Politics Magazine

Baseball's B-list

Posted on the 09 August 2013 by Erictheblue


I'm in Chicago, and as it happens so are the Yankees, to play the Sox, so it's all A-Rod, or "A-Fraud," all the time here. 

Try naming a few players who've been busted and penalized for using performance-enhancing drugs.  Most likely the names you come up with--A-Rod, Bonds, Braun, Clemons, McGwire, Sosa--point up the fact that only aficionados can distinguish those on the "busted and penalized" list from a sublist of the known guilty who, mainly on account of having been born too soon, escaped formal punishment. 

The real sublist, however, is the one populated by players you probably never heard of.  Here's a sampling:

Neifi Perez
Jay Gibbons
Freddy Galvis
Marlon Byrd
Yasmani Grandal
Everth Cabrera
Francisco Cervelli
Troy Cate
Willie Collazo
Clay Hensley
Jon Nunnally
Grant Roberts
Eider Torres
Darnell McDonald
Steve Smyth
Christian Parker
Josh Labandeira
Matt WhitesidePablo Ozuna
Prentice Redman
Sergio Escalona
Jordan Norberto

As I say, it's a sample.  For the full list, go here

These guys, fighting to make it to "the show," or to stay there, or to get back there, are rarely mentioned, and are never accused of spoiling "the game," its "integrity" and "rich heritage."  It's not hard to understand why they do it.  The minimum major-league salary currently stands at $490,000, which is probably northward of what your neighborhood orthodontist pulls down, and the pension plan eliminates former players' worries about the economy's ebb and flow.  There's a scene in Bull Durham that has in this regard considerable explanatory power.  Say you're in the minor leagues, playing regularly and getting twenty-five at-bats per week.  Seven hits, you stay where you are; eight, and suddenly you have new problems, like the maximum bank deposit insured by the FDIC.  One extra hit per week, explains Crash Davis.  That's how close he was.

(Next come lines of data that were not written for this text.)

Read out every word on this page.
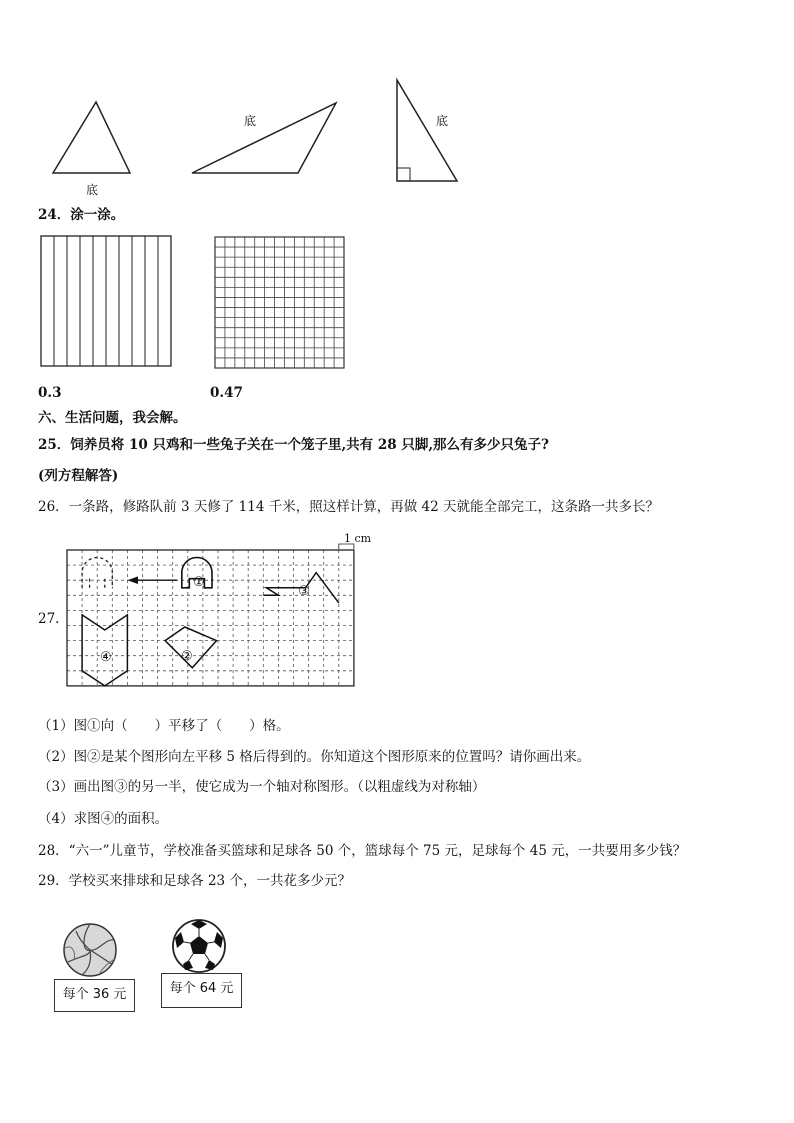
底
底	底
24．涂一涂。
0.3	0.47
六、生活问题，我会解。
25．饲养员将 10 只鸡和一些兔子关在一个笼子里,共有 28 只脚,那么有多少只兔子?
(列方程解答)
26．一条路，修路队前 3 天修了 114 千米，照这样计算，再做 42 天就能全部完工，这条路一共多长？
27.
1 cm
①
②
③
④
（1）图①向（　　）平移了（　　）格。
（2）图②是某个图形向左平移 5 格后得到的。你知道这个图形原来的位置吗？请你画出来。
（3）画出图③的另一半，使它成为一个轴对称图形。（以粗虚线为对称轴）
（4）求图④的面积。
28．“六一”儿童节，学校准备买篮球和足球各 50 个，篮球每个 75 元，足球每个 45 元，一共要用多少钱？
29．学校买来排球和足球各 23 个，一共花多少元？
每个 36 元	每个 64 元
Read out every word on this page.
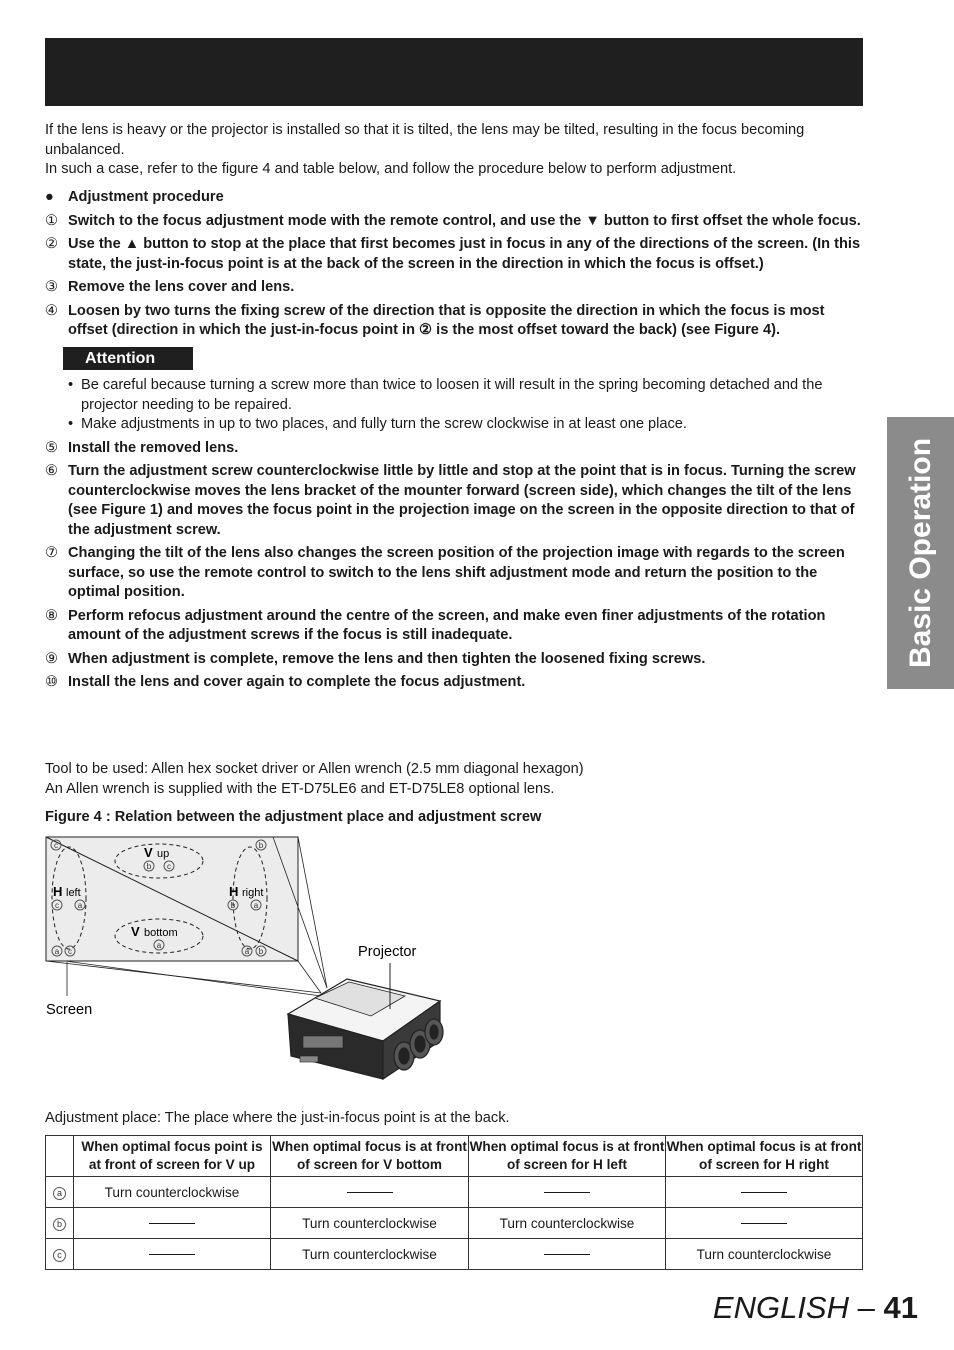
If the lens is heavy or the projector is installed so that it is tilted, the lens may be tilted, resulting in the focus becoming unbalanced.

In such a case, refer to the figure 4 and table below, and follow the procedure below to perform adjustment.

● Adjustment procedure
① Switch to the focus adjustment mode with the remote control, and use the ▼ button to first offset the whole focus.
② Use the ▲ button to stop at the place that first becomes just in focus in any of the directions of the screen. (In this state, the just-in-focus point is at the back of the screen in the direction in which the focus is offset.)
③ Remove the lens cover and lens.
④ Loosen by two turns the fixing screw of the direction that is opposite the direction in which the focus is most offset (direction in which the just-in-focus point in ② is the most offset toward the back) (see Figure 4).
Attention
• Be careful because turning a screw more than twice to loosen it will result in the spring becoming detached and the projector needing to be repaired.
• Make adjustments in up to two places, and fully turn the screw clockwise in at least one place.
⑤ Install the removed lens.
⑥ Turn the adjustment screw counterclockwise little by little and stop at the point that is in focus. Turning the screw counterclockwise moves the lens bracket of the mounter forward (screen side), which changes the tilt of the lens (see Figure 1) and moves the focus point in the projection image on the screen in the opposite direction to that of the adjustment screw.
⑦ Changing the tilt of the lens also changes the screen position of the projection image with regards to the screen surface, so use the remote control to switch to the lens shift adjustment mode and return the position to the optimal position.
⑧ Perform refocus adjustment around the centre of the screen, and make even finer adjustments of the rotation amount of the adjustment screws if the focus is still inadequate.
⑨ When adjustment is complete, remove the lens and then tighten the loosened fixing screws.
⑩ Install the lens and cover again to complete the focus adjustment.

Tool to be used: Allen hex socket driver or Allen wrench (2.5 mm diagonal hexagon)

An Allen wrench is supplied with the ET-D75LE6 and ET-D75LE8 optional lens.

Figure 4 : Relation between the adjustment place and adjustment screw
V up
V bottom
H left	H right
c	b
b c
c a	b a
a
a c	a b
Screen
Projector
Adjustment place: The place where the just-in-focus point is at the back.
	When optimal focus point is at front of screen for V up	When optimal focus is at front of screen for V bottom	When optimal focus is at front of screen for H left	When optimal focus is at front of screen for H right
a	Turn counterclockwise			
b		Turn counterclockwise	Turn counterclockwise	
c		Turn counterclockwise		Turn counterclockwise
Basic Operation
ENGLISH – 41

Of course such guys are looking for an edge.  They're not guilty of crimes against humanity or baseball.  To hate them, you'd have to care deeply about other unknown borderline players being displaced by "cheaters."  The general state of affairs is more evidence for the truth of Thoreau's dictum concerning how "the mass of men lead lives of quiet desperation."